The 71st Battalion, Berman added, "Fell through the cracks. It had no 'parents,' it was like a stepchild."

All six adamantly dismiss the notion of a potential cover-up. "Heaven forbid," they said in unison, adding the historical omission was the product of the chaotic circumstances on the ground.

Winds of change

Now, it seems, change is in the air, and historical justice may soon follow. Eighteen months ago, the 71st Battalion -- now a regular army unit with the 188th Armored Brigade -- founded a special heritage room, which tells the story of the battles of 1973, and Baratz and Naor have been invited to lecture before young Armored Corps servicemen about their time with the battalion.

"I'm delighted that a new generation is learning the historical truth. We fought like lions when we were significantly outnumbered by the enemy, and we helped other units," Naor said.

The six believe the newfound interest in the near-forgotten unit began two years ago, with the 40th anniversary of the Yom Kippur War, which inspired what Cantor called "an obsession with every aspect of the war. There's a desire to learn new details. The 71st Battalion's former commander Lt. Col. Nir, and its current commander Lt. Col. Barak, have both promoted this issue, and we're grateful for that."

The battalion's surviving members plan to hold a special gathering on Oct. 14, in Latrun, west of Jerusalem. Some 80 veterans and their families, including Retes' widow, are scheduled to attend.

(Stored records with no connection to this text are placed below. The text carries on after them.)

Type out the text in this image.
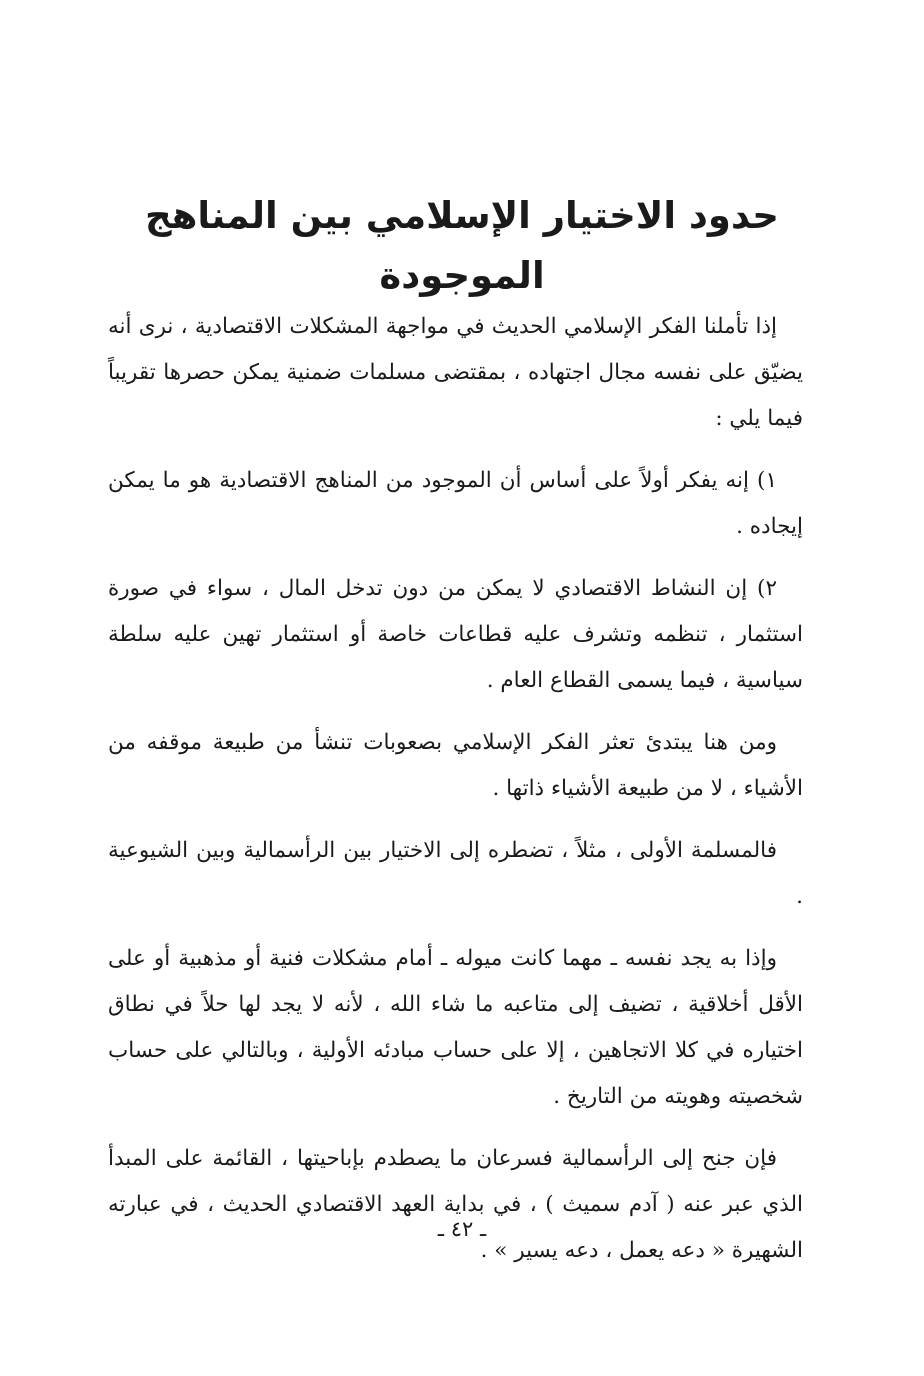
حدود الاختيار الإسلامي بين المناهج الموجودة

إذا تأملنا الفكر الإسلامي الحديث في مواجهة المشكلات الاقتصادية ، نرى أنه يضيّق على نفسه مجال اجتهاده ، بمقتضى مسلمات ضمنية يمكن حصرها تقريباً فيما يلي :

١) إنه يفكر أولاً على أساس أن الموجود من المناهج الاقتصادية هو ما يمكن إيجاده .

٢) إن النشاط الاقتصادي لا يمكن من دون تدخل المال ، سواء في صورة استثمار ، تنظمه وتشرف عليه قطاعات خاصة أو استثمار تهين عليه سلطة سياسية ، فيما يسمى القطاع العام .

ومن هنا يبتدئ تعثر الفكر الإسلامي بصعوبات تنشأ من طبيعة موقفه من الأشياء ، لا من طبيعة الأشياء ذاتها .

فالمسلمة الأولى ، مثلاً ، تضطره إلى الاختيار بين الرأسمالية وبين الشيوعية .

وإذا به يجد نفسه ـ مهما كانت ميوله ـ أمام مشكلات فنية أو مذهبية أو على الأقل أخلاقية ، تضيف إلى متاعبه ما شاء الله ، لأنه لا يجد لها حلاً في نطاق اختياره في كلا الاتجاهين ، إلا على حساب مبادئه الأولية ، وبالتالي على حساب شخصيته وهويته من التاريخ .

فإن جنح إلى الرأسمالية فسرعان ما يصطدم بإباحيتها ، القائمة على المبدأ الذي عبر عنه ( آدم سميث ) ، في بداية العهد الاقتصادي الحديث ، في عبارته الشهيرة « دعه يعمل ، دعه يسير » .

ـ ٤٢ ـ
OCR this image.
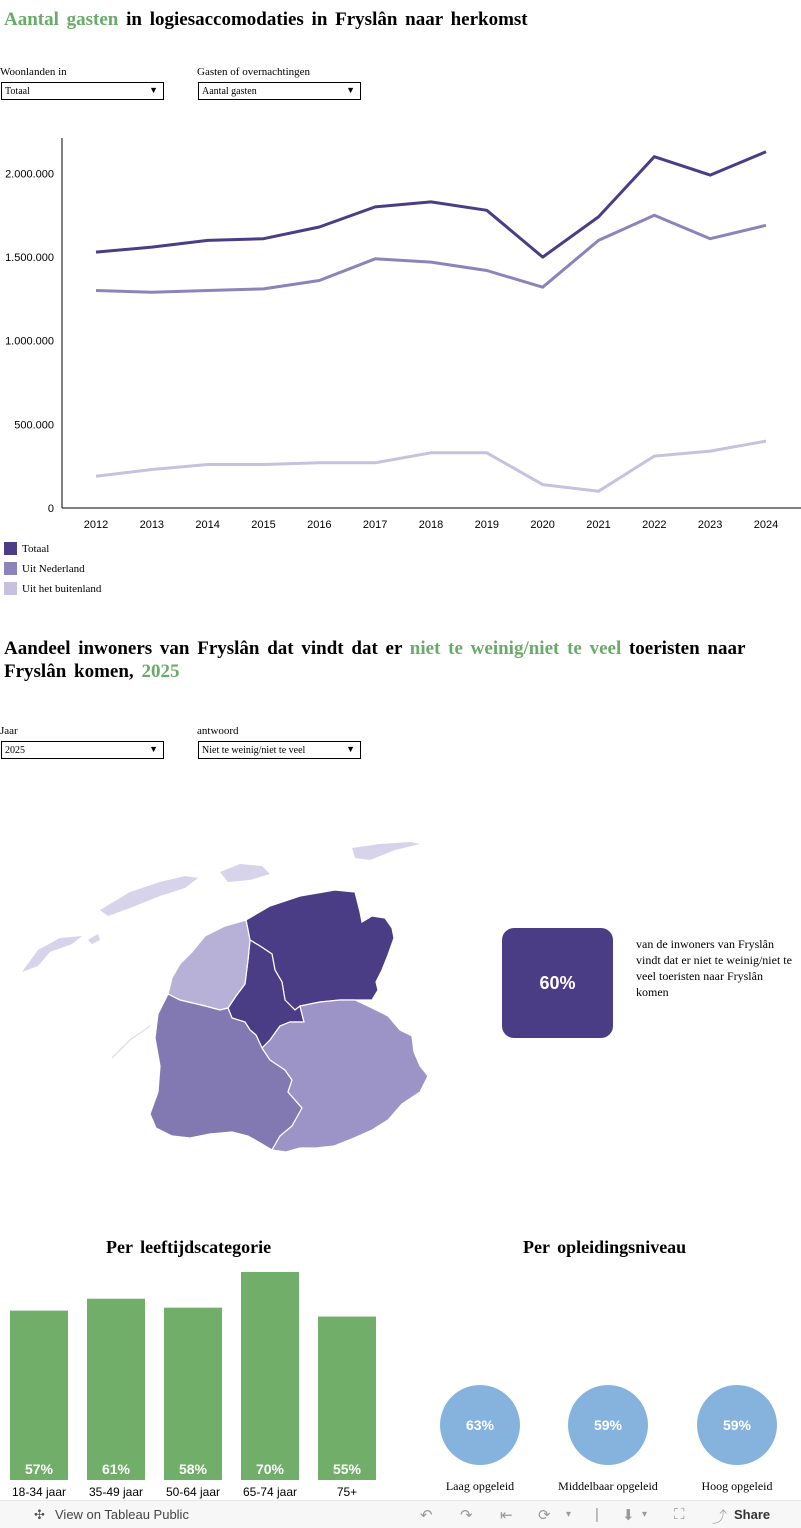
Aantal gasten in logiesaccomodaties in Fryslân naar herkomst
Woonlanden in
Totaal	▼
Gasten of overnachtingen
Aantal gasten	▼
0
500.000
1.000.000
1.500.000
2.000.000
2012	2013	2014	2015	2016	2017	2018	2019	2020	2021	2022	2023	2024
Totaal
Uit Nederland
Uit het buitenland
Aandeel inwoners van Fryslân dat vindt dat er niet te weinig/niet te veel toeristen naar
Fryslân komen, 2025
Jaar
2025	▼
antwoord
Niet te weinig/niet te veel	▼
60%
van de inwoners van Fryslân vindt dat er niet te weinig/niet te veel toeristen naar Fryslân komen
Per leeftijdscategorie
57%
18-34 jaar
61%
35-49 jaar
58%
50-64 jaar
70%
65-74 jaar
55%
75+
Per opleidingsniveau
63%
Laag opgeleid
59%
Middelbaar opgeleid
59%
Hoog opgeleid
✣ View on Tableau Public	↶ ↷ ⇤ ⟳ ▾ | ⬇ ▾ ⛶ ⤴ Share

"We're very excited. Some of those who are attending the gathering haven't seen each other since the war. Many people will want to share their stories, pour their heart out, find missing pieces of their personal puzzle," Cantor said.

"People kept silent for decades. They preferred to forget, not to dredge up old memories," Fishman added.

"One thing is sure," Berman, concluded, "from now on no one will forget what the 71st Battalion did during the Yom Kippur War."